富岳での大規模シミュレーションの商業利用が可能に
Ansysは、理化学研究所(理研)の協力のもと、流体シミュレーションソフトウェア「Ansys Fluent」と衝突シミュレーションソフトウェア「Ansys LS-DYNA」を理研のスーパーコンピュータ(スパコン)「富岳」上で産業界が商用利用できるようにしたことを発表した。
従来、富岳上で動作するこれらの商用CAE製品は、主に研究目的や性能検証の一環としての利用が中心であったが、今回の大規模ノードへの最適化と商用利用できる体制整備により、富岳の特長を活用したシミュレーションが可能となり、さまざまな産業分野にわたる新製品開発などの商業利用にも本格的に大規模利用ができるようになったという。
この取り組みにより、企業は富岳の高速コンピューティング能力を活用することで、製品の安全性と信頼性を高めながら、開発サイクルの短縮を図ることができるようになるとAnsysでは説明しており、文部科学省 研究振興局 計算科学技術推進室の栗原潔 室長も「このたびの成果により、産業利用が一層拡大することで、さまざまな分野での我が国のイノベーション創出や社会的課題解決につながることを期待しています」とコメントを寄せている。
富岳で10億セルのCFDシミュレーションの実行に成功
すでにAnsysでは、今回の正式発表よりも前に川崎重工業が提供する実規模の天然ガス焚きガスタービン燃焼器モデルの大規模な数値流体力学(CFD)シミュレーションを、Ansys Fluentと富岳を組み合わせて実施。その結果、実行されたシミュレーションは10億メッシュセルの規模に達することを確認したとする。

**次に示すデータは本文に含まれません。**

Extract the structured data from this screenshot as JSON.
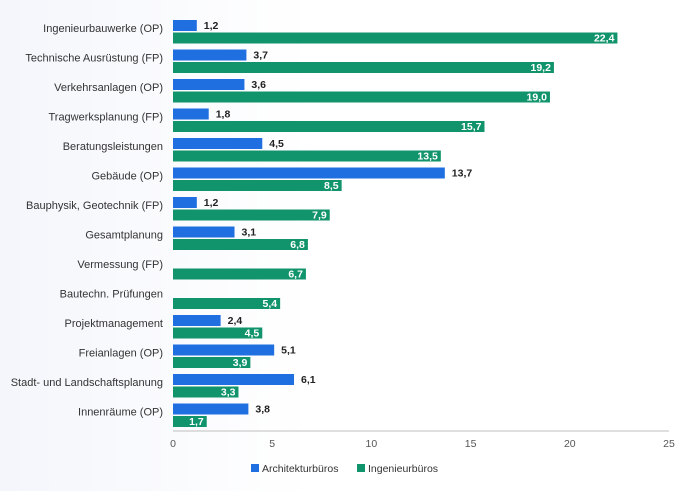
{
  "chart_data": {
    "type": "bar",
    "orientation": "horizontal",
    "categories": [
      "Ingenieurbauwerke (OP)",
      "Technische Ausrüstung (FP)",
      "Verkehrsanlagen (OP)",
      "Tragwerksplanung (FP)",
      "Beratungsleistungen",
      "Gebäude (OP)",
      "Bauphysik, Geotechnik (FP)",
      "Gesamtplanung",
      "Vermessung (FP)",
      "Bautechn. Prüfungen",
      "Projektmanagement",
      "Freianlagen (OP)",
      "Stadt- und Landschaftsplanung",
      "Innenräume (OP)"
    ],
    "series": [
      {
        "name": "Architekturbüros",
        "color": "#1f6fe0",
        "values": [
          1.2,
          3.7,
          3.6,
          1.8,
          4.5,
          13.7,
          1.2,
          3.1,
          null,
          null,
          2.4,
          5.1,
          6.1,
          3.8
        ],
        "labels": [
          "1,2",
          "3,7",
          "3,6",
          "1,8",
          "4,5",
          "13,7",
          "1,2",
          "3,1",
          "",
          "",
          "2,4",
          "5,1",
          "6,1",
          "3,8"
        ]
      },
      {
        "name": "Ingenieurbüros",
        "color": "#11946b",
        "values": [
          22.4,
          19.2,
          19.0,
          15.7,
          13.5,
          8.5,
          7.9,
          6.8,
          6.7,
          5.4,
          4.5,
          3.9,
          3.3,
          1.7
        ],
        "labels": [
          "22,4",
          "19,2",
          "19,0",
          "15,7",
          "13,5",
          "8,5",
          "7,9",
          "6,8",
          "6,7",
          "5,4",
          "4,5",
          "3,9",
          "3,3",
          "1,7"
        ]
      }
    ],
    "xlim": [
      0,
      25
    ],
    "xticks": [
      0,
      5,
      10,
      15,
      20,
      25
    ],
    "grid": false,
    "legend_position": "bottom"
  }
}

Ansys Fluentは、高度な物理モデリング機能と高い精度を提供する流体シミュレーションソフトウェアで、最高クラスの物理モデルを備えることで、大規模で複雑なモデルを効率的かつ正確に分析できること、ならびに圧力ベースのソルバーと密度ベースのソルバーの両方をサポートしているため幅広い流れ領域に適用できるといった特長を有している。今回のプロジェクトでは、モデルが非圧縮性流体の挙動を示すと想定されたため、圧力ベースのソルバーを選択。シミュレーションで使用した燃焼モデルは、ARM64アーキテクチャに最適化されており、富岳上での安定した効率的な大規模並列計算が確認されたという。
Ansysでは今後、高性能CFDの限界を押し広げるための継続的な取り組みの一環として、富岳で20億、30億、さらに多くのメッシュセルのシミュレーションを実施する予定だとしている。
一方のマルチフィジックスソルバー であるAnsys LS-DYNAは、富岳と同じアーキテクチャを共有するArmベースの富士通スパコン「PRIMEHPC FX1000」および「FX700」をサポートする、商用化された衝撃と貫通、破壊、衝突、乗員の安全などのアプリケーションで使用される主要な陽解法シミュレーションソフトウェアで、多数の要素、接触定式化、材料モデル、その他の制御機能を使用して、短期間の極端な荷重に対する材料応答をシミュレートし、複雑なモデルの詳細な管理とシミュレーションを可能にするという。
今回のプロジェクトでは、主に富岳での商用CAE製品の性能を検証するための研究とテストに焦点が当てられたとしている。